The idea of travel bubbles, or travel corridors, is gaining traction with governments around the world as a way to restart international travel while limiting the risk of spreading the virus.

Norway and Denmark said on Friday they will open up tourism between their two countries next month, but will maintain restrictions for Swedes, as reported by Reuters

Sweden, unlike its Nordic neighbours, did not impose a lockdown and more than 4,000 people have died from Covid-19 there - far more than elsewhere in Scandinavia.

During news conferences taking place simultaneously, Danish Prime Minister Mette Frederiksen and Norwegian Prime Minister Erna Solberg said most restrictions would end on June 15.

“We can’t open too suddenly, that would jeopardise everything we’ve accomplished,” Norway’s Solberg told a news conference.
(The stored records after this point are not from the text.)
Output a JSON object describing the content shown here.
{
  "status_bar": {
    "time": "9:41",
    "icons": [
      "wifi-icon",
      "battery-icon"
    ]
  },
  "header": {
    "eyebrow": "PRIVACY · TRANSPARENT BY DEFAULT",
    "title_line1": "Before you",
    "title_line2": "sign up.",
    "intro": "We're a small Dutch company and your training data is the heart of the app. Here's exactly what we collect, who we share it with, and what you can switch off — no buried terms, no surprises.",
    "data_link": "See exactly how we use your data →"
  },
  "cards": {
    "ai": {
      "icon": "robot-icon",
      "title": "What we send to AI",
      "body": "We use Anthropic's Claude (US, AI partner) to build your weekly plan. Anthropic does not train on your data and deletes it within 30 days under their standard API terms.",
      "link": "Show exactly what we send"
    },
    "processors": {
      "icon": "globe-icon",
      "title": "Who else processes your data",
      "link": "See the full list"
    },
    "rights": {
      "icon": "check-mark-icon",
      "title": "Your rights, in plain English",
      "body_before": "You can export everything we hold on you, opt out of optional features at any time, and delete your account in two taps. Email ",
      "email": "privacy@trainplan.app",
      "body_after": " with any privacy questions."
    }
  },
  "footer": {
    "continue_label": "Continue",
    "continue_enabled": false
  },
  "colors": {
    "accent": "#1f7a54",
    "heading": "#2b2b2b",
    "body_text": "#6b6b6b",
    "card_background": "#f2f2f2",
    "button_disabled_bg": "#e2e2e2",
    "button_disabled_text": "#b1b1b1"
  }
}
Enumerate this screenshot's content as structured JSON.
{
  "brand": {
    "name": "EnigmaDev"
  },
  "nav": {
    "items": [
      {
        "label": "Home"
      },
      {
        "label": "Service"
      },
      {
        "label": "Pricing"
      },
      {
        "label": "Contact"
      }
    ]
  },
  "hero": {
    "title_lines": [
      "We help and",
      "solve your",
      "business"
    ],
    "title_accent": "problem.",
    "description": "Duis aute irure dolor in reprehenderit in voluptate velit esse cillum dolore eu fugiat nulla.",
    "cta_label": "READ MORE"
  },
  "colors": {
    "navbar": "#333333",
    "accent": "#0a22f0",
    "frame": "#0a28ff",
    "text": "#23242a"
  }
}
Denmark is also allowing tourists from Germany and Iceland to visit. All foreign visitors will need to book at least six nights accommodation before arriving and they will not be allowed to stay in the capital Copenhagen, where most of the country’s COVID-19 cases are.

Danes can travel to those two countries too, without having to go into quarantine on their return.

Tourists from Sweden will still not be able to visit, with Denmark’s Frederiksen telling journalists that the two countries were in different places when it came to the coronavirus.

On Tuesday, Swedish Foreign Minister Ann Linde warned that excluding Sweden from moves to open borders across the Nordic region would be a political decision and not justifiable on health grounds. 

On Thursday, Norway said it would reopen its borders to business travel from all its Nordic neighbours.

Meanwhile the two largest opposition parties in Sweden have called for an independent commission to probe the country’s response to the coronavirus outbreak, the Guardian reports. 

The conservative Moderate Party and the populist Sweden Democrats on Friday said they wanted a commission in place before the summer, French news agency AFP reports. The prime minister, Stefan Lofven, a Social Democrat, has repeatedly expressed support for a commission but has said he would appoint one after the pandemic was over.

Despite criticism from overseas and some domestic public disquiet, there has been broad political unity over Sweden’s softer approach to the outbreak, but most parties have agreed on the need to examine the government’s crisis management.

Sweden, which has had the largest death rate in the Nordic countries has failed to protect its elderly from the illness, with more than three quarters of the dead residing in nursing homes or receiving at-home care. A commission would also be likely to examine the country’s economic response to the crisis, and its slow roll-out of testing for the illness.